How Visa plans to change loyalty programs and online shopping
AI is set to transform the way we shop – with bots able to buy birthday gifts and write cards in the background – while big changes are coming to loyalty programs, Visa says.
Artificial intelligence is set to dramatically change the way we shop, with bots running in the background, not just sending birthday reminders but even buying gifts and writing cards, a Visa executive says.
Loyalty programs are set to change too, with Visa supporting the federal government’s crackdown on surcharges – a move industry insiders expect will crimp frequent flyer credit cards.
Antony Cahill – a former executive at ANZ and National Australia Bank who now runs Visa’s value-added services division – said generative AI was rapidly presenting opportunities for buyers and sellers, and reshaping Visa as it pivoted away from being known just as a credit and debit company.
Visa, which is worth $US615bn, has spent $3bn on data and AI in the past decade, and $11bn on technology generally in the past five years.
“We’re absolutely a payments and commerce company. A lot of the services we are now offering, particularly in VAS (value-added services), are now what we call multi-scheme,” Mr Cahill said, adding more than third of Visa’s revenue came from VAS.
“So our solutions work not just on Visa but they’ll work on competitor’s schemes … because we can use all that intelligence and expertise we build and start to apply that to those networks. The actual mission of value-added services is to power our clients’ businesses.”
In this respect, Visa can be likened to Amazon Web Services, which was developed for third-party retailers to build their own online stores using Amazon’s technology.
At Visa, this includes offering a suite of products that encompass issuing, acceptance, risk, identity and loyalty programs as well as an advisory service. It also means Visa has to contemplate the future of e-commerce, and this is where generative AI takes centre stage.
“We spend a lot of time on this because we want to ensure that we help our clients. And it’s absolutely possible in coming years that AI will be my own personal assistant that operates in the background,” Mr Cahill said.
“I may have forgotten my daughter’s birthday, and AI will recognise that. AI will scan all my bank accounts and payment records. It will know typically what I’ve been spending for the last four or five years. It will know what I bought my other daughter for her birthday – you don’t want to spend more on the other.
“It’ll know what my daughter likes or scanned or social media posts to see what clothes she likes to wear etc.

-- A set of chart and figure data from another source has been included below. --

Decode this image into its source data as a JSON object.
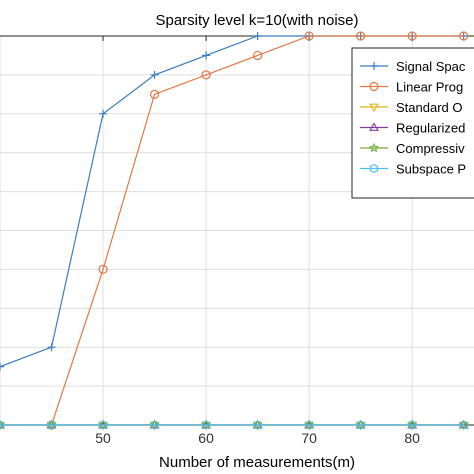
{
  "chart_data": {
    "type": "line",
    "title": "Sparsity level k=10(with noise)",
    "xlabel": "Number of measurements(m)",
    "ylabel": "",
    "xlim": [
      40,
      86
    ],
    "ylim": [
      0,
      1
    ],
    "grid": true,
    "x_ticks": [
      "50",
      "60",
      "70",
      "80"
    ],
    "legend_position": "top-right",
    "series": [
      {
        "name": "Signal Spac",
        "color": "#3b7ebf",
        "marker": "plus",
        "x": [
          40,
          45,
          50,
          55,
          60,
          65,
          70,
          75,
          80,
          85
        ],
        "y": [
          0.15,
          0.2,
          0.8,
          0.9,
          0.95,
          1.0,
          1.0,
          1.0,
          1.0,
          1.0
        ]
      },
      {
        "name": "Linear Prog",
        "color": "#e07a48",
        "marker": "circle",
        "x": [
          45,
          50,
          55,
          60,
          65,
          70,
          75,
          80,
          85
        ],
        "y": [
          0.0,
          0.4,
          0.85,
          0.9,
          0.95,
          1.0,
          1.0,
          1.0,
          1.0
        ]
      },
      {
        "name": "Standard O",
        "color": "#e3b41f",
        "marker": "triangle-down",
        "x": [
          40,
          45,
          50,
          55,
          60,
          65,
          70,
          75,
          80,
          85
        ],
        "y": [
          0,
          0,
          0,
          0,
          0,
          0,
          0,
          0,
          0,
          0
        ]
      },
      {
        "name": "Regularized",
        "color": "#7e3f97",
        "marker": "triangle-up",
        "x": [
          40,
          45,
          50,
          55,
          60,
          65,
          70,
          75,
          80,
          85
        ],
        "y": [
          0,
          0,
          0,
          0,
          0,
          0,
          0,
          0,
          0,
          0
        ]
      },
      {
        "name": "Compressiv",
        "color": "#77ac42",
        "marker": "star",
        "x": [
          40,
          45,
          50,
          55,
          60,
          65,
          70,
          75,
          80,
          85
        ],
        "y": [
          0,
          0,
          0,
          0,
          0,
          0,
          0,
          0,
          0,
          0
        ]
      },
      {
        "name": "Subspace P",
        "color": "#4dbeee",
        "marker": "hexagon",
        "x": [
          40,
          45,
          50,
          55,
          60,
          65,
          70,
          75,
          80,
          85
        ],
        "y": [
          0,
          0,
          0,
          0,
          0,
          0,
          0,
          0,
          0,
          0
        ]
      }
    ]
  }
}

It would have picked out a garment that she likes in her size. It will have ordered that in the background. It’ll have actually written a note in my handwriting that will be attached to the present. It will select which payment method should be used with the merchant.”
Mr Cahill said this could be done without a customer doing anything.
“In some ways, you just think, wow, could that really happen? There are companies that are working very hard on this right now, and we’re working with a number of those companies to understand how that plays through.
“I think as we continue to change as individuals, as society, thinking about an interaction with technology … if that becomes widely accepted that technology is absolutely coming through.”
Loyalty programs are also ripe for disruption, with frequent flyer credit cards set to be a casualty of the Albanese government “cracking down on unfair and excessive card surcharges”.
The Reserve Bank has opened the door for banning surcharges by 2026, sparking the biggest shake-up of the payments industry in years but potentially crippling a fruitful partnership between the banks and airlines that began more than 30 years ago.
Visa says it doesn’t support surcharges, saying “Australian consumers should not be penalised for choosing to pay in a manner that is a fast, seamless and secure experience for all parties”.
Mr Cahill said loyalty programs were changing to become a more direct relationship between a merchant and a customer, delivering more curated offers.
“There is this question of individuals today, how they feel about their data. When you look at young segments coming through, I think they are certainly increasingly comfortable to share their data.
“And they expect merchants now or the companies that they’re interacting with to know them, to understand them, to put intentionally relevant ideas and opportunities in front of them. If you think about what’s happening with Google as they start to think about using AI – people don’t want to scroll through 400 search results. How do you put the relevant answer, the really relevant answer, in front of somebody?
“The regulatory piece is one thing, and I think that’s clearly having an impact on the economics and so what you’re seeing increasingly now, with these newer loyalty programs, is the merchants say I can see that as a way to actually communicate with customers and to derive the new business.”
Visa has developed its Web3 Loyalty Engagement Solution to help merchants build their own programs. Australian smart receipt platform Slyp has developed a similar product called Go Rewards.
Slyp co-founder Paul Weingarth, who said Go Rewards allowed loyalty points to be funded not from credit card surcharges – a traditional model that’s being upended – but the supplier or retailer, if a customer opts in.
“Merchants are more than happy to fund those rewards. It’s a form of a cash-back to the customer. They want it to be spent back with them. And they have to give even more incentive that the money is spent back within their store network,” Mr Weingarth said.